What are my reasons for being? What makes up me?

Most things can be explained. In the age of reason and in the realms of advancing science, it seems the logical loose ends and mysterious physical phenomena are being tied off. Given enough time, we can figure most things out.

And, as an extension of that logic, can we figure anyone out? What do you make of a person – with all of their motivations, their dreams, their hidden emotions and inner truths? To a certain extent and with enough concentrated observation, we can see people’s private universes in their actions and in their environments. Over time, can you figure someone out? I think you can get 90% of the way there. There will always be something remaining, some unknowable truth, some subconscious secret. Even in the light of a sincere relationship long standing, just a little darkness remains inside. To varying degrees, everyone has their own complexities. With this line of thinking, perhaps you can never completely know a person, even after years, even if you feel like you do.

Applying this narrative to my own life, my self, who am I? Do I know my complete self? What am I still figuring out, what darkness remains? Considering my own history, what are my reasons for being? And given a complete understanding of my past – what does this comprehension mean? How can it best be used to better my future choices?

There are, of course, definitive reasons and full explanations for why I am who I am today. Everything I have ever done, everyone I’ve ever interacted with or seen, every thought that has ever come into my head, has shaped and contributed to exactly where I am right now. I am influenced by the world and my behavior, in turn, acts as an influencer on those around me. Decisions and opportunities, taken or missed, have determined my current station.

This is definitive truth. And in this is light and darkness.

The question becomes: how does one think about the past? For in the state of mind, one can choose where to focus. Succumbing to the dark, I could choose to dwell on the mistakes and misses, playing out what should have been, how things could have been better for me given different courses of action. But in every decision, no matter how ill-conceived, there is a silver lining. Something else, a lightness, can be pulled from the darkest of places.
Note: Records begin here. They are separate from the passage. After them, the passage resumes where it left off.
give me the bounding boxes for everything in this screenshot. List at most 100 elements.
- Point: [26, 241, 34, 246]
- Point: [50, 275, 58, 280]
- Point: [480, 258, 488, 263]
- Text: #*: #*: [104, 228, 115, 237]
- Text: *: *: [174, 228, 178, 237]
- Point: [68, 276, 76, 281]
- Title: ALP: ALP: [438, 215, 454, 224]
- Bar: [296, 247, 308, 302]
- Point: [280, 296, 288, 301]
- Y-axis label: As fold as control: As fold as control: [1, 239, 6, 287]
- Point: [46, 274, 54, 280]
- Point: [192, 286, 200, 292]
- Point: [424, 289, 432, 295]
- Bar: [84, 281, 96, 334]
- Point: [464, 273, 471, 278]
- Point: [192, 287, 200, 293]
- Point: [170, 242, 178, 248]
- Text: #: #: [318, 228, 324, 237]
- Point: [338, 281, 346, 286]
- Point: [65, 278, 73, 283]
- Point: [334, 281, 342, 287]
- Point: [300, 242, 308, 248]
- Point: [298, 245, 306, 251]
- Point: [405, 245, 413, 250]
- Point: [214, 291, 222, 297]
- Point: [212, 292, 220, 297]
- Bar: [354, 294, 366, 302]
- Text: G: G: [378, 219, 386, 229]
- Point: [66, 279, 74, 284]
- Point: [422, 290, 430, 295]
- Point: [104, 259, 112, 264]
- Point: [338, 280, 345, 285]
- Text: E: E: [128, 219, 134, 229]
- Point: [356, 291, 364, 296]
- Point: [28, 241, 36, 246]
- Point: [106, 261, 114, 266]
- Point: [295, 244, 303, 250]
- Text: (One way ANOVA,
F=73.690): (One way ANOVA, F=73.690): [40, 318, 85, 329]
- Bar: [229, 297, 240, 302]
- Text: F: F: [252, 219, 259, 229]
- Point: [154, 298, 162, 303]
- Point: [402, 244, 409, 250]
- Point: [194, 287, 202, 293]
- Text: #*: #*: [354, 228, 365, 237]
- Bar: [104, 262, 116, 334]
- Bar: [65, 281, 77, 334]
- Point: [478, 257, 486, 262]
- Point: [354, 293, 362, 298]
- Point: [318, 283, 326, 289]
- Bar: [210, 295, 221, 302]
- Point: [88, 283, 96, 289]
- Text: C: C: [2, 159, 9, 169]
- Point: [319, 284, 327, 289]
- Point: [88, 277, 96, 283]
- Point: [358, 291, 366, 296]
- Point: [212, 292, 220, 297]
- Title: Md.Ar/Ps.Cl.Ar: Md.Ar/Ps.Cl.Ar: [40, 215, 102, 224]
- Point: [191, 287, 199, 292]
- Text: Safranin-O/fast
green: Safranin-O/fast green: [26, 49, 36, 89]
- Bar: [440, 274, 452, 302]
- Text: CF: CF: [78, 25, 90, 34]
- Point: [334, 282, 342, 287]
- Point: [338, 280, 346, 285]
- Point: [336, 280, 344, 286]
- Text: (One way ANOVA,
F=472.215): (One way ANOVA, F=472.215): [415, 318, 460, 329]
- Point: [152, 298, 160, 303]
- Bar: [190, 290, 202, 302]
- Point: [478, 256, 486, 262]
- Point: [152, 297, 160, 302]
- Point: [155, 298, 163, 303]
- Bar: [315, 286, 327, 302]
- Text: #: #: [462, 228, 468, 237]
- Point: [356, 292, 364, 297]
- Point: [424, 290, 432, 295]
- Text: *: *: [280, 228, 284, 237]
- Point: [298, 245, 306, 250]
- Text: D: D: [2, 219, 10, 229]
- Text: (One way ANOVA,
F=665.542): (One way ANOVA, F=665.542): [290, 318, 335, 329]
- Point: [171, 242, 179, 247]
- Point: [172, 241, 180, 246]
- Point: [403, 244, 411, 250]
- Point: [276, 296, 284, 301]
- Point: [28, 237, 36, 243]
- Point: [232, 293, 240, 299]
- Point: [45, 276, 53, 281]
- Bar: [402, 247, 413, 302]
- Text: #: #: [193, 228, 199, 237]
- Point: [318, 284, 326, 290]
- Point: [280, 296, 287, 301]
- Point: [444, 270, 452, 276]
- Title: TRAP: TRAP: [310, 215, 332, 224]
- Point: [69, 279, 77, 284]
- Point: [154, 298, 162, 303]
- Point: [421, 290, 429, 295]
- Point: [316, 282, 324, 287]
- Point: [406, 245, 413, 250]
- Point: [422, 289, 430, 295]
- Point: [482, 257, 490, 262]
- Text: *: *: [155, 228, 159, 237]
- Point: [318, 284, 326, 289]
One could choose to blot out the darkness and consider only the good memories, the happy moments, the nostalgic reveries of one’s childhood. These thoughts might build confidence or better our mood temporarily, but the best times are still times that have past. Those efforts to go back can threaten to soften us to coming adversity and stunt current ambitions. There’s no progression in dreams uninitiated. It’s important to acknowledge the darkness we often find ourselves in and face up with the demons which haunt us. Just as it is important to feel the gratitude for the light on our skin when the sun shines down upon our lives.

In the mind’s spaces, one must find the balance between these two opposing forces. In this balancing act is a better path to interpreting all our experience thus far. There is a singular purpose in this mindfulness.

In a sense, we have this choice; there is dynamism based in free will of thought even after events have come to pass. How I choose to consider my current station is just as significant as the real decisions that delivered it.

There is great power here. The perspective I choose to take, and the thoughts I choose to empower, will determine my chain of consequences and dictate my futures, endlessly. Here and now, I am to determine my own reasons for being.

To these ends, all reasonable perspectives must be considered.